Ketika memilih film ke dalam sebuah program, seorang programer harus bisa menyusun berbagai film untuk digabungkan ke dalam satu jalur yang utuh dan memiliki kekuatan yang cukup untuk mengajak penonton agar mampu merasakan emosi yang sama pada tiap-tiap film. Sébastien Simon juga bercerita bagaimana ia harus memilih hanya 90an film dari sekitar 4000an film yang terdaftar. Hal itu memerlukan kemampuan memilih dan menyeleksi yang baik. Ia juga harus mengelompokkan film-film yang telah terpilih ke dalam satu program yang dapat mengartikulasikan isu, visual, hingga emosi yang sama. Simon menegaskan sebagai seorang programmer bukan hanya harus memiliki kemampuan untuk menonton, tetapi juga memperhatikan seluruh aspek di dalam film. Dalam presentasinya, Simon juga menegaskan bahwa film dan festival film sama-sama memiliki kesamaan, yakni mereka sama-sama dibuat untuk penonton.
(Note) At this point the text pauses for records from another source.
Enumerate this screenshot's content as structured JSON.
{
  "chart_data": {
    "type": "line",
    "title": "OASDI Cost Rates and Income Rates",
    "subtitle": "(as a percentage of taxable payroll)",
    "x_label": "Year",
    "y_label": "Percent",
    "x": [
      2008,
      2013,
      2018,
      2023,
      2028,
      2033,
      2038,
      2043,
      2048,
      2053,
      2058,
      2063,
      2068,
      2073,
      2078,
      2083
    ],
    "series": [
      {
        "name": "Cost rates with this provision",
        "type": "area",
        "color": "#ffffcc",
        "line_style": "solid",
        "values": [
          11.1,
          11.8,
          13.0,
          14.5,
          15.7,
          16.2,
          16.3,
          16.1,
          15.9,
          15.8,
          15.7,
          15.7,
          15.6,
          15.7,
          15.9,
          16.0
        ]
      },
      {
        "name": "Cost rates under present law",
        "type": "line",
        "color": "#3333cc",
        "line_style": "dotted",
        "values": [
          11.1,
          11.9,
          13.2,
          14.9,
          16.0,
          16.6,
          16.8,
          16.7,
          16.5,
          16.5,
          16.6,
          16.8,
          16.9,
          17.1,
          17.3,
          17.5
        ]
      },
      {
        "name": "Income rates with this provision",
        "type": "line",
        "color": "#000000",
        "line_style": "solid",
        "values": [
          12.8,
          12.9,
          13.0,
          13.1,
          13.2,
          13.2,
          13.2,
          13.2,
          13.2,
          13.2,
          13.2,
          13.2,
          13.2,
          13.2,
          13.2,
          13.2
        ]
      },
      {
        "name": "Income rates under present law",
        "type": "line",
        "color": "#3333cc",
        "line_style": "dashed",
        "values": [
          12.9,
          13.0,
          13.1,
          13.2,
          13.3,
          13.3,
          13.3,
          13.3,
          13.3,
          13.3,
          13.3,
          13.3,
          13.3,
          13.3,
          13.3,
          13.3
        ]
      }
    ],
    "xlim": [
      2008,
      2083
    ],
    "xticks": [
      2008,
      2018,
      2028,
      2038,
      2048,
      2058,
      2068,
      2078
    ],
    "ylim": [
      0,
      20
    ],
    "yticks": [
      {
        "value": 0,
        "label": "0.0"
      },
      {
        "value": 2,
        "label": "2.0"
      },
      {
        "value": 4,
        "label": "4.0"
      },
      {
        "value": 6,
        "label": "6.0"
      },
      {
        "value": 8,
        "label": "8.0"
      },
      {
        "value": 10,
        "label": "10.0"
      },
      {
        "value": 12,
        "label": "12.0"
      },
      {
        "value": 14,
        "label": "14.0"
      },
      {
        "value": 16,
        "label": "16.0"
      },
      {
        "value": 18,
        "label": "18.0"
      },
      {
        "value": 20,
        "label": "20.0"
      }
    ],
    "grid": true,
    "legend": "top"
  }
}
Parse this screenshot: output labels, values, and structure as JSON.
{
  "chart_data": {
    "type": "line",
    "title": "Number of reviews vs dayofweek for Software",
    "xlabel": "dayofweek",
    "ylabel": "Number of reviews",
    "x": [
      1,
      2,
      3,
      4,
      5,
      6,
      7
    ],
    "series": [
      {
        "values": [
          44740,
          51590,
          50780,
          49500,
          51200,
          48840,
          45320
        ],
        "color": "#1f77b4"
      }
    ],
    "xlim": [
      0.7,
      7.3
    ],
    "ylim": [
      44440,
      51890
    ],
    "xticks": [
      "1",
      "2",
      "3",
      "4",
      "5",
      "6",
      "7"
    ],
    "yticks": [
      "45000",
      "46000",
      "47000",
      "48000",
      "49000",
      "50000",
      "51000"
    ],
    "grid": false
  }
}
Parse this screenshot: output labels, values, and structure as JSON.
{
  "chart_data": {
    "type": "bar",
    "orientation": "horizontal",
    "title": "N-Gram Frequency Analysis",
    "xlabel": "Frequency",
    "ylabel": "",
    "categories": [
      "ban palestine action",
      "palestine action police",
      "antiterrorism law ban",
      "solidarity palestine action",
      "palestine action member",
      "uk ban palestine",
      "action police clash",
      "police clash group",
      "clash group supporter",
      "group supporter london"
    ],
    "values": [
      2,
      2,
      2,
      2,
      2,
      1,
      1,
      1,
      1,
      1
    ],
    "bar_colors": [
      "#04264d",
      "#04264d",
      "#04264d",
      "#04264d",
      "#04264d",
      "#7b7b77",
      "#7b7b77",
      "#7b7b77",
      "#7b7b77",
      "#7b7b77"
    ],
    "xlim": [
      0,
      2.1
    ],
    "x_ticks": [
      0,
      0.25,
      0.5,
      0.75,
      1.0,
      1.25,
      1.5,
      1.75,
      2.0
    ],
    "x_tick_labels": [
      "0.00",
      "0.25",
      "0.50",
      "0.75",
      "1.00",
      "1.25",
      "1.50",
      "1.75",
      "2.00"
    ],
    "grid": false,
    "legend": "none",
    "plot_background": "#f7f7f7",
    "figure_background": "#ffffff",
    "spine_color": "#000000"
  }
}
Sementara itu, Kay Wee berpendapat bahwa film-film yang dipilih dalam sebuah program film, artinya film tersebut merupakan film terbaik, baik dari segi visual maupun cerita di antara film-film terdaftar lainnya. Di dalam pengalamannya, Kay Wee harus mampu memilih dan memrogramasi berbagai jenis genre film, meliputi film fiksi dan dokumenter. Menurut Kay Wee, seorang programmer juga harus menyadari isu yang diangkat di dalam film, seperti adanya proyeksi budaya dan politik, bahkan seorang programmer film harus menyadari kemungkinan-kemungkinan film yang akan menjadi pilihan penonton.
Ketika Sandeep Ray bertanya, “Why do we have film festival?” (Mengapa kita punya festival film?) ed.), Sébastien Simon dan Thong Kay Wee sepakat bahwa festival film akan membuat sinema tetap hidup. Selain itu, mereka juga berpendapat bahwa dengan penyelenggaraan festival film, akan berkaitan dengan kebutuhan ekonomi hingga pengarsipan budaya. Melalui pandangan Sébastien Simon dan Thong Kay Wee, diskusi ini mengeksplorasi bagaimana kurasi film dapat menghubungkan tema-tema yang kompleks serta mempertimbangkan isu sosial, politik, dan budaya. Program film festival tidak hanya menjadi pilihan tontonan tetapi juga medium artistik yang merefleksikan dinamika sinema kontemporer dan kebutuhan audiens.